2. Transform the faces. If you would like to transform emotional expressions from a neutral face, see this link (TBA). Otherwise, you may want to start from baseline emotional faces, see this link (TBA). (note: the emotion sliders are not FACS-compatible (see below), and mouth opening covaries with intensity, so transformations may not look "natural.")
3. Create and edit stimuli. Save as a high resolution pixelated image (e.g., a .tiff file). Additional editing may be necessary with an image manipulation program (e.g., GIMP (open source), Photoshop). Key regions that require attention include smoothing inside the eyes, the lips, etc. Hair can also be added and blurred. Also rescale to be the same size, and make the background transparent.

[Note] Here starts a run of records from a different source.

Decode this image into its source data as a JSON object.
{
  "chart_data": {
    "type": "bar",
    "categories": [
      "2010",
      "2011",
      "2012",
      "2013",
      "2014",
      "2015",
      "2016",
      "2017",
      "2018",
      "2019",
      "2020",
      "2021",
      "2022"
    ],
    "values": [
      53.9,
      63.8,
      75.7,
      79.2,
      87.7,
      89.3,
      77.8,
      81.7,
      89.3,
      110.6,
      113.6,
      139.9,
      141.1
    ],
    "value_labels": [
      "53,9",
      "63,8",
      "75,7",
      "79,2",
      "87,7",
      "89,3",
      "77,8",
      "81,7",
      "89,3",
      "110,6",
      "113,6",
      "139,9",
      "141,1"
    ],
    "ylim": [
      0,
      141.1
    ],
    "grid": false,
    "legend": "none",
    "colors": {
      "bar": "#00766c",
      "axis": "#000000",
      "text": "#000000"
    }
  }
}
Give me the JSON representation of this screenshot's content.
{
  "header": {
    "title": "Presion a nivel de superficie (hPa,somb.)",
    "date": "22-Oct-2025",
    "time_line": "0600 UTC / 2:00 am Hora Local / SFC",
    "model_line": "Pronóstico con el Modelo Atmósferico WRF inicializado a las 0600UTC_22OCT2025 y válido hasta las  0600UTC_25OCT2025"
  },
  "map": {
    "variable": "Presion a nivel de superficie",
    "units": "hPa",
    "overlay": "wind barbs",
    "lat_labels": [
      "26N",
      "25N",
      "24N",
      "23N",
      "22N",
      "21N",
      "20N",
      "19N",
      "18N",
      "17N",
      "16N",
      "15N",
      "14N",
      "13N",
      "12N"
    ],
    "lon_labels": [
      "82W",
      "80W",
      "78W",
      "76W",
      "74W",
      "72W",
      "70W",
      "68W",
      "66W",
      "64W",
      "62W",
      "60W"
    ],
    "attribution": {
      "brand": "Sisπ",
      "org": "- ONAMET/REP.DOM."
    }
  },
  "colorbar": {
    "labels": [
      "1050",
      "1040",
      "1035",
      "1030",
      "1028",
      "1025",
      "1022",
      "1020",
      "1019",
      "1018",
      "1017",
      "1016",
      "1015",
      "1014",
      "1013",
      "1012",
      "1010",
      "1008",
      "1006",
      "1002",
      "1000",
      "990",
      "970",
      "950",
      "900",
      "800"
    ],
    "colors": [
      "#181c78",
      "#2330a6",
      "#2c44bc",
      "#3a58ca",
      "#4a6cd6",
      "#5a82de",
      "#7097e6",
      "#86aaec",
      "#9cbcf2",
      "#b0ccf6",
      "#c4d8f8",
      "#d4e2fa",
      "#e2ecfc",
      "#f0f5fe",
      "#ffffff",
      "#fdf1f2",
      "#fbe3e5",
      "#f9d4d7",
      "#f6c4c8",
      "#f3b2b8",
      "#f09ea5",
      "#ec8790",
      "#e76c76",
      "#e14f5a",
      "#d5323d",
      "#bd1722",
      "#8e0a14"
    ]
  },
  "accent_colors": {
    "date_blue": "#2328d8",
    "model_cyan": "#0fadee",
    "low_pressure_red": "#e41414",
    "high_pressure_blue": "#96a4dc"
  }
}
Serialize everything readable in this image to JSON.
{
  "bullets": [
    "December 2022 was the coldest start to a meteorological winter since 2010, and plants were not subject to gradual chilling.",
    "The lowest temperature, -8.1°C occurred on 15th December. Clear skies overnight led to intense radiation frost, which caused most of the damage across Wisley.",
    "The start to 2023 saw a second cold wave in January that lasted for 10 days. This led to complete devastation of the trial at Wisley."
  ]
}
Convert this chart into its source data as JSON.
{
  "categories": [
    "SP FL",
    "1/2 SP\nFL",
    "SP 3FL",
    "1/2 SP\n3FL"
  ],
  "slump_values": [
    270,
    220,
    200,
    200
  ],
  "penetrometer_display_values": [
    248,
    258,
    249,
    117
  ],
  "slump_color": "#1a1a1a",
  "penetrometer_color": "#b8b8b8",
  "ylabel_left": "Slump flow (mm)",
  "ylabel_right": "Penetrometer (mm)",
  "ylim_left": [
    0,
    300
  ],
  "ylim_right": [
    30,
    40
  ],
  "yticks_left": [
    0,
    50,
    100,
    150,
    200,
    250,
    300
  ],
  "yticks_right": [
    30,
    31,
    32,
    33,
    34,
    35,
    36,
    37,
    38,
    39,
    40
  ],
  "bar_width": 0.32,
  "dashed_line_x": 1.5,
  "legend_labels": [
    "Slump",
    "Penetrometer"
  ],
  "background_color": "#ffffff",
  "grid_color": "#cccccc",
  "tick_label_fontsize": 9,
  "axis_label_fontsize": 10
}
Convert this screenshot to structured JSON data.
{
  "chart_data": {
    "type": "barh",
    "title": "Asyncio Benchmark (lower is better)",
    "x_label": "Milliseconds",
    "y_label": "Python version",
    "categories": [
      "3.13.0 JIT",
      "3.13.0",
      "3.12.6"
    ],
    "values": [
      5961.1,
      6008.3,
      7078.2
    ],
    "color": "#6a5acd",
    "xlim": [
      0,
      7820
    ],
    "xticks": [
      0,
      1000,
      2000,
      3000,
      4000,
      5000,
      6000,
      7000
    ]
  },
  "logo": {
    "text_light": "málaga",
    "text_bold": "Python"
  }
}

Emotional Facial Action Coding (FACS)

The Facial Action Coding System (FACS) is a proprietary system developed by Paul Ekman to code all muscular movements of the face. Since, we are typically interested only in muscles involved in emotional expression, the Tsai lab has developed a simplified FACS coding sheet that links these muscular movements to emotional expressions (link TBA). From these codes, one can infer the occurrence of emotional expressions (according to this Media:emofromfacs.pdf ... in the future, we may code a script to infer expressions from action unit combinations). Thus, the codes and translation scheme can together provide "objective" codes of facial movements.